BSG zum Anpassungsverfahrens nach § 87a Abs 2 S 1 und 2 SGB XI

In einem beim Bundessozialgericht in den kommenden Tagen zu verhandelndem Revisionsverfahren zwischen der Marienhaus gGmbH und der BARMER GEK streiten die Beteiligten um den Anspruch der Klägerin gegen die beklagte Pflegekasse auf Zahlung eines weiteren Betrages in Höhe von 2 560 Euro für die vollstationäre Pflege der 1925 geborenen und inzwischen verstorbenen Versicherten H. B. in der Zeit vom 1.9.2005 bis zum 30.6.2006 (Differenzbetrag zwischen der Pflegestufe I ‑ monatlich 1 023 Euro ‑ und der Pflegestufe II ‑ monatlich 1 279 Euro ‑ für zehn Monate).

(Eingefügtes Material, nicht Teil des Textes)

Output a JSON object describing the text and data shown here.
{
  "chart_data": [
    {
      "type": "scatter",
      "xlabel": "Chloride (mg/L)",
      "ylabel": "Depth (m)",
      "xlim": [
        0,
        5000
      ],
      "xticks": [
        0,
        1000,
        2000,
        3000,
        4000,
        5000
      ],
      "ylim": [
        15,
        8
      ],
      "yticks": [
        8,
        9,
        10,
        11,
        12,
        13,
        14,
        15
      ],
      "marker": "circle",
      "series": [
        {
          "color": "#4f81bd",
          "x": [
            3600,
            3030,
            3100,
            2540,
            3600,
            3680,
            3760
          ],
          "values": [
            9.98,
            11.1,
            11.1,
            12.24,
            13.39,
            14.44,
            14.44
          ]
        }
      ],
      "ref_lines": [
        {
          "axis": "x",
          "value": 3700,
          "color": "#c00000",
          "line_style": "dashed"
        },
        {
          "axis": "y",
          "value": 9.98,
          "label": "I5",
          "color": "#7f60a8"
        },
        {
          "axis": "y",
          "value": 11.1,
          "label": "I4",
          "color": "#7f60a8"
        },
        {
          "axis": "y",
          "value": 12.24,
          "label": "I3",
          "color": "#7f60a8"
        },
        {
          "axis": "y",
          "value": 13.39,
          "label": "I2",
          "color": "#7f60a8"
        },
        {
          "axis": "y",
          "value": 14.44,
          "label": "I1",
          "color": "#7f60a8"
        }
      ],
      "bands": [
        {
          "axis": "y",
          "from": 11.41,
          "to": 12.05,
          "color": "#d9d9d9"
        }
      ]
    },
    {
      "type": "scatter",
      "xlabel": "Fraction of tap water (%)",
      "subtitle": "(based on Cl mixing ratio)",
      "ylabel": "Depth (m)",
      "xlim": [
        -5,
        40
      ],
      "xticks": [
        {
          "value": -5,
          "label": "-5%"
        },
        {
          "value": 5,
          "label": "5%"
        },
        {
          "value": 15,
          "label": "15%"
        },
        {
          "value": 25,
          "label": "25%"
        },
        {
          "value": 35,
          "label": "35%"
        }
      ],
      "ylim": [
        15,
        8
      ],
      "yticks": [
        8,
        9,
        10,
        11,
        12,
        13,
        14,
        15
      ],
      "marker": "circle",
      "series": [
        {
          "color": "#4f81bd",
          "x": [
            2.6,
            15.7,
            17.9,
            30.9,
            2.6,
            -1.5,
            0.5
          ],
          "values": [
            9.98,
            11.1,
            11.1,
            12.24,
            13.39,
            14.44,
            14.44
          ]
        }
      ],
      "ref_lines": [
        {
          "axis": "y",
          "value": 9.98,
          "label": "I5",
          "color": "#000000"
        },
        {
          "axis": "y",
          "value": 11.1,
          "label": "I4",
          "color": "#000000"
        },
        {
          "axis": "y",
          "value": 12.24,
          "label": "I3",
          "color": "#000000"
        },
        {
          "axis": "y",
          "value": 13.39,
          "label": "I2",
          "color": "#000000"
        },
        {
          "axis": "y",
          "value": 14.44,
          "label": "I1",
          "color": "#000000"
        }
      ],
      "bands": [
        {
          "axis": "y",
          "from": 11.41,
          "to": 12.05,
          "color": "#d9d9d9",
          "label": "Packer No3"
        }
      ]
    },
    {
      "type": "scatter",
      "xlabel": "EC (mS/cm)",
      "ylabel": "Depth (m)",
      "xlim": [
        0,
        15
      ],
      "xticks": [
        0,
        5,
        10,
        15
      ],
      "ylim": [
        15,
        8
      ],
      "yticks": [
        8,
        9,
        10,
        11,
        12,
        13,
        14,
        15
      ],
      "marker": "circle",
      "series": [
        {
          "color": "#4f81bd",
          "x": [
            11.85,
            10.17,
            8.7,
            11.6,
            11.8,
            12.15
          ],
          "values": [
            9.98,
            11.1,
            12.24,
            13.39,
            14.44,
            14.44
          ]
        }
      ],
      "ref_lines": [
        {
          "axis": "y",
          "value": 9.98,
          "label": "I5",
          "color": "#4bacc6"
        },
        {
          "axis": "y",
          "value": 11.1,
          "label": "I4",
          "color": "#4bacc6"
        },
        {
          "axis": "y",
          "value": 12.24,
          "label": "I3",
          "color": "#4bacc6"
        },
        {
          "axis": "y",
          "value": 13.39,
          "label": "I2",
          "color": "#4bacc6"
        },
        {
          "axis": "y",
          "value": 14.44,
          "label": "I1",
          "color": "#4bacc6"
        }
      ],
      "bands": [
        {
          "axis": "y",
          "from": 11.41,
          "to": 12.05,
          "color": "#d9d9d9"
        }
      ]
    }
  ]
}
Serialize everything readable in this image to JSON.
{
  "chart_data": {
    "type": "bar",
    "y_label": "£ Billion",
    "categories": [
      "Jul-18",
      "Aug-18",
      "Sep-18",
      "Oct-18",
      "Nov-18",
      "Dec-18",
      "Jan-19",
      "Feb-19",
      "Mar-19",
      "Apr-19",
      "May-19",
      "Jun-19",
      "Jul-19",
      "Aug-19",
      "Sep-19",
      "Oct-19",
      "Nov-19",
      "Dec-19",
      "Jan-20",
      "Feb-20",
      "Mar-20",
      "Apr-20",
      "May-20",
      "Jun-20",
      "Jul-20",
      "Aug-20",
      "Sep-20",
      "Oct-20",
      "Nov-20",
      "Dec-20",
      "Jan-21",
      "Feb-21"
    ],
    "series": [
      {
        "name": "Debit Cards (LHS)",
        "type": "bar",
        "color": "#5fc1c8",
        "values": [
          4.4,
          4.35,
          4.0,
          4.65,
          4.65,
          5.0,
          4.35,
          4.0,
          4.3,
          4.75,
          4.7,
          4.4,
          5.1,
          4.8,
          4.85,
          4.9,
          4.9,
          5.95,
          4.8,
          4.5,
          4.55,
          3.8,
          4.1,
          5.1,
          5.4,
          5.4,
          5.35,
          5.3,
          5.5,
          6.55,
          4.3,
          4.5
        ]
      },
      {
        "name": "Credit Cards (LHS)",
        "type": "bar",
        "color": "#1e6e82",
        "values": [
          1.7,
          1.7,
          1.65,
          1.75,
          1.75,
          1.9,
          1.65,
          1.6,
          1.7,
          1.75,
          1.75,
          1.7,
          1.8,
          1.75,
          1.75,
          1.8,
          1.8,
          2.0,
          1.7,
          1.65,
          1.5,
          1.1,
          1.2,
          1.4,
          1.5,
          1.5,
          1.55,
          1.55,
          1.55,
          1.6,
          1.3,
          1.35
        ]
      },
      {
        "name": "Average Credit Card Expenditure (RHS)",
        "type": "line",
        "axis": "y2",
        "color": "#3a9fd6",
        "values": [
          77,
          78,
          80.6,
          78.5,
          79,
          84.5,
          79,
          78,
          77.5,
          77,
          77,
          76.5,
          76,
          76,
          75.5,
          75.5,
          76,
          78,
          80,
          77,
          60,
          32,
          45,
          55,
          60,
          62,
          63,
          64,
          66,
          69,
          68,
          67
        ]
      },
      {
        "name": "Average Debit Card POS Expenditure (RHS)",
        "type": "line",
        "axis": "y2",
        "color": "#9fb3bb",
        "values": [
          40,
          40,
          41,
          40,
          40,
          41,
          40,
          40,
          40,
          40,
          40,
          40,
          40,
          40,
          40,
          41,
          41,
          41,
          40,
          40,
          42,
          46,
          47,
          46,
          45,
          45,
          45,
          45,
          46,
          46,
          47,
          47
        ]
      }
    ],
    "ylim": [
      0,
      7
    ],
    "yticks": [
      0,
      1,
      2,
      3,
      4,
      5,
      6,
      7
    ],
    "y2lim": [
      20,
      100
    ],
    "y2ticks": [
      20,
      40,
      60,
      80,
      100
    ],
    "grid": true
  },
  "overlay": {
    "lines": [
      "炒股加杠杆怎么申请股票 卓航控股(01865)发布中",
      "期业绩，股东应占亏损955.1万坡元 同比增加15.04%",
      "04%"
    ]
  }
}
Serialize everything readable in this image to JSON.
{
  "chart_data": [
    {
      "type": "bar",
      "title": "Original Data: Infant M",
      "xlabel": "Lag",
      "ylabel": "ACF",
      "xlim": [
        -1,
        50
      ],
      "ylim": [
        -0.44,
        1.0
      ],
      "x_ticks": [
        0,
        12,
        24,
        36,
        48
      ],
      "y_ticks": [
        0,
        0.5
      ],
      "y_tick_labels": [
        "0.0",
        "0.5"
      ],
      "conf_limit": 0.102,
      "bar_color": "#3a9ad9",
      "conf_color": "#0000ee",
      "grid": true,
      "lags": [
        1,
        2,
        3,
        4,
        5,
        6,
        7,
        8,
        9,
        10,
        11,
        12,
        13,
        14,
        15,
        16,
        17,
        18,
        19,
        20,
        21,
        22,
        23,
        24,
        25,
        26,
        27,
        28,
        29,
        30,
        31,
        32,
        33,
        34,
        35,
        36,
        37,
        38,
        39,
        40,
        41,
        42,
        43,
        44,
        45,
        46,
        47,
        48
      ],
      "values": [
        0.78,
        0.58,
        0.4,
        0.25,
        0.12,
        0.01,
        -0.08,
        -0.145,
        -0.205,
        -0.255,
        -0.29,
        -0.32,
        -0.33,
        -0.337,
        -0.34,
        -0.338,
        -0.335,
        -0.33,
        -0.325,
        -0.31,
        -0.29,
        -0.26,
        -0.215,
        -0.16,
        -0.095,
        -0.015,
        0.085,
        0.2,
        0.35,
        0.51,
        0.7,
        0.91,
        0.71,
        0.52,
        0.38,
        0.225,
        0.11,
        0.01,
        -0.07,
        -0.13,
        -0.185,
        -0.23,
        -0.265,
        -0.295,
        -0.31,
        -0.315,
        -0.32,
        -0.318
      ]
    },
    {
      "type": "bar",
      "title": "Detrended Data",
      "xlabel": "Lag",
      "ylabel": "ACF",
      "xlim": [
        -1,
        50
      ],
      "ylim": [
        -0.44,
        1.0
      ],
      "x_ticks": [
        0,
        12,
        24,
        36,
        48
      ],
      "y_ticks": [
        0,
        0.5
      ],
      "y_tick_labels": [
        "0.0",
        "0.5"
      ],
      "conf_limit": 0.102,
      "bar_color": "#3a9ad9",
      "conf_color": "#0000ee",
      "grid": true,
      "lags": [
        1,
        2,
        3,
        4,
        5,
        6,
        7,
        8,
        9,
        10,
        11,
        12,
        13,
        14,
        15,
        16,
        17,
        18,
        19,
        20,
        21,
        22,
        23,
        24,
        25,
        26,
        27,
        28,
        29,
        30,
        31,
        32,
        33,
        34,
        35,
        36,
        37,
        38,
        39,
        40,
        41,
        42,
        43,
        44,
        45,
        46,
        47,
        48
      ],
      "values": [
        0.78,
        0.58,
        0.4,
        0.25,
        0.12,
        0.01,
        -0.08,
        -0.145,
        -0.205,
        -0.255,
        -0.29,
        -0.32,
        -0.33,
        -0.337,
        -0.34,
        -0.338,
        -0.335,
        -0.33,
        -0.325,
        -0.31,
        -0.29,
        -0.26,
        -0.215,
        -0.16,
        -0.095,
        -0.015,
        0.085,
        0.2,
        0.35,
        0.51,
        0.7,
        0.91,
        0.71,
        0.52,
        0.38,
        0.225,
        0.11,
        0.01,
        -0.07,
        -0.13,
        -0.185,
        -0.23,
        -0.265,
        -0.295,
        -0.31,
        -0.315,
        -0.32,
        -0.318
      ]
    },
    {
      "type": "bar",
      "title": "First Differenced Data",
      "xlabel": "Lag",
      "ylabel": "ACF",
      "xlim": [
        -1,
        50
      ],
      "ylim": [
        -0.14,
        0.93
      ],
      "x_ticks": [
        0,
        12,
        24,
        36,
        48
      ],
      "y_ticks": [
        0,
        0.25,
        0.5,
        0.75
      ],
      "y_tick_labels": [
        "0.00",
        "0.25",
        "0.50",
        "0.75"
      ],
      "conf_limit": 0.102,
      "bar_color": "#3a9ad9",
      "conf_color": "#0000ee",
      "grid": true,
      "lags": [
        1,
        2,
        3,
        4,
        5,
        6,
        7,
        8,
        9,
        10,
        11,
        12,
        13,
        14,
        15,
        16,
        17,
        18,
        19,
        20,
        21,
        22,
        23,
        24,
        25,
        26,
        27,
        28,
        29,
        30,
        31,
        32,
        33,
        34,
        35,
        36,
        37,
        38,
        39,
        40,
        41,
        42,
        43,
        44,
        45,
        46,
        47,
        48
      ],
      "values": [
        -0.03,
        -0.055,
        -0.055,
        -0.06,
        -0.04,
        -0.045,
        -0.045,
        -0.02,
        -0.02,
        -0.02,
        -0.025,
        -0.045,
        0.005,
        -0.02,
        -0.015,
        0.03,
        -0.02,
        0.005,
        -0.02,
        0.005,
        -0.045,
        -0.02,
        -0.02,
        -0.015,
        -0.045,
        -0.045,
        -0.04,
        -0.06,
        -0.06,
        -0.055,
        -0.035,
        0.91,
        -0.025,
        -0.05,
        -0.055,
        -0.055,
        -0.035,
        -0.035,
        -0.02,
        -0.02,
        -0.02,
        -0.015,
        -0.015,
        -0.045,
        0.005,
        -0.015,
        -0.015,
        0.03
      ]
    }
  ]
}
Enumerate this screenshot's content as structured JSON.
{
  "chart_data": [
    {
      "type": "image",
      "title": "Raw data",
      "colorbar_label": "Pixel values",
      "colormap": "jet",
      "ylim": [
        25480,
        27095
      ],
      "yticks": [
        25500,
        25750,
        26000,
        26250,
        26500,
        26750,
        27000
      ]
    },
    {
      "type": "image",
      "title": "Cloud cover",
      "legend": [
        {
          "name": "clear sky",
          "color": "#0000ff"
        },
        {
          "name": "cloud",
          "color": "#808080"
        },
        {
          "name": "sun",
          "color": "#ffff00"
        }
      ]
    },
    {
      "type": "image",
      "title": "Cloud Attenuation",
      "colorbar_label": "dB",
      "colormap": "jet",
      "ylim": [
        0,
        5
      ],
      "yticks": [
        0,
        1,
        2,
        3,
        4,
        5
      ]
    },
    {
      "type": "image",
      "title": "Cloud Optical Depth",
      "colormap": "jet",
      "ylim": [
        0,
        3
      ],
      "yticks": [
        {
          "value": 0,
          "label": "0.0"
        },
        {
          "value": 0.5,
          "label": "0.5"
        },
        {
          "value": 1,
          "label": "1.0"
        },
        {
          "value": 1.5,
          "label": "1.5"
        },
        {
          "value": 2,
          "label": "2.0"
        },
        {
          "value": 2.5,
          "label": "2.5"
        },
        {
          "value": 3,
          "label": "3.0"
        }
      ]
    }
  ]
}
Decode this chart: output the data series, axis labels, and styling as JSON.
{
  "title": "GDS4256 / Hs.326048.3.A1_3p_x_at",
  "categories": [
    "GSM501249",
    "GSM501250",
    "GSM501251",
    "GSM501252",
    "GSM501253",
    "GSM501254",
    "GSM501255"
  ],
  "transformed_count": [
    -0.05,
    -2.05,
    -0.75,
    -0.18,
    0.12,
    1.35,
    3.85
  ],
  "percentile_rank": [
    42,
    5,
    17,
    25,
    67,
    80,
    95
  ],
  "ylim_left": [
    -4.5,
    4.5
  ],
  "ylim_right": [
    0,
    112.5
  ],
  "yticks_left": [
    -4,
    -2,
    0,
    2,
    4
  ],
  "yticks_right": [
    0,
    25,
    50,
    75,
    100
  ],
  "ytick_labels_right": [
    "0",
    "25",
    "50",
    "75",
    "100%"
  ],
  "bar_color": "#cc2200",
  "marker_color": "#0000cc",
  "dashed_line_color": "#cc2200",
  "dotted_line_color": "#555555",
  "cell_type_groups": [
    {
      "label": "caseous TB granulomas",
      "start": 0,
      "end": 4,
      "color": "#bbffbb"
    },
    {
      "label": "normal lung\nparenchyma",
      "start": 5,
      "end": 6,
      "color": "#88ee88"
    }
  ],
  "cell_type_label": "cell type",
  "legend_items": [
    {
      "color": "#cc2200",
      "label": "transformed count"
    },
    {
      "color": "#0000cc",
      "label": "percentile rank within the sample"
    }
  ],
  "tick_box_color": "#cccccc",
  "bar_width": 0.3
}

Die in Pflegestufe I eingestufte Versicherte stellte auf Aufforderung der Klägerin im März 2005 einen Höherstufungsantrag, den die Beklagte ablehnte, nachdem zwei Gutachten des MDK einen täglichen durchschnittlichen Grundpflegebedarf von nur 50 bzw 98 Minuten statt der für die Pflegestufe II erforderlichen 120 Minuten ergeben hatte.

Diese Entscheidung hat die Versicherte nicht mit einer Klage angefochten.

Noch während des laufenden Widerspruchsverfahrens hatte die Klägerin beantragt, die Versicherte nach § 84 Abs 2 SGB XI in eine Pflegeklasse einzustufen (Schreiben vom 8.9.2005). Auf diesen nicht näher erläuterten Antrag hat die Beklagte nicht reagiert.

Im Juni 2006 forderte die Klägerin die Beklagte rückwirkend ab 1.3.2005 zur Gewährung von Leistungen nach der Pflegestufe II auf, weil die Versicherte schon seit diesem Zeitpunkt einen Grundpflegebedarf von 229 Minuten aufweise. Die Beklagte lehnte das Zahlungsbegehren unter Hinweis auf die bereits vorliegenden MDK Gutachten ab (Schreiben vom 24.7.2006). Ein Folgegutachten des MDK vom 23.8.2006 bestätigte die Zuordnung der Versicherten zur Pflegestufe I; die Reduzierung des festgestellten Grundpflegebedarfs auf 92 Minuten wurde mit einer Besserung des Gesundheitszustands nach einem operativen Eingriff am Gehirn begründet ...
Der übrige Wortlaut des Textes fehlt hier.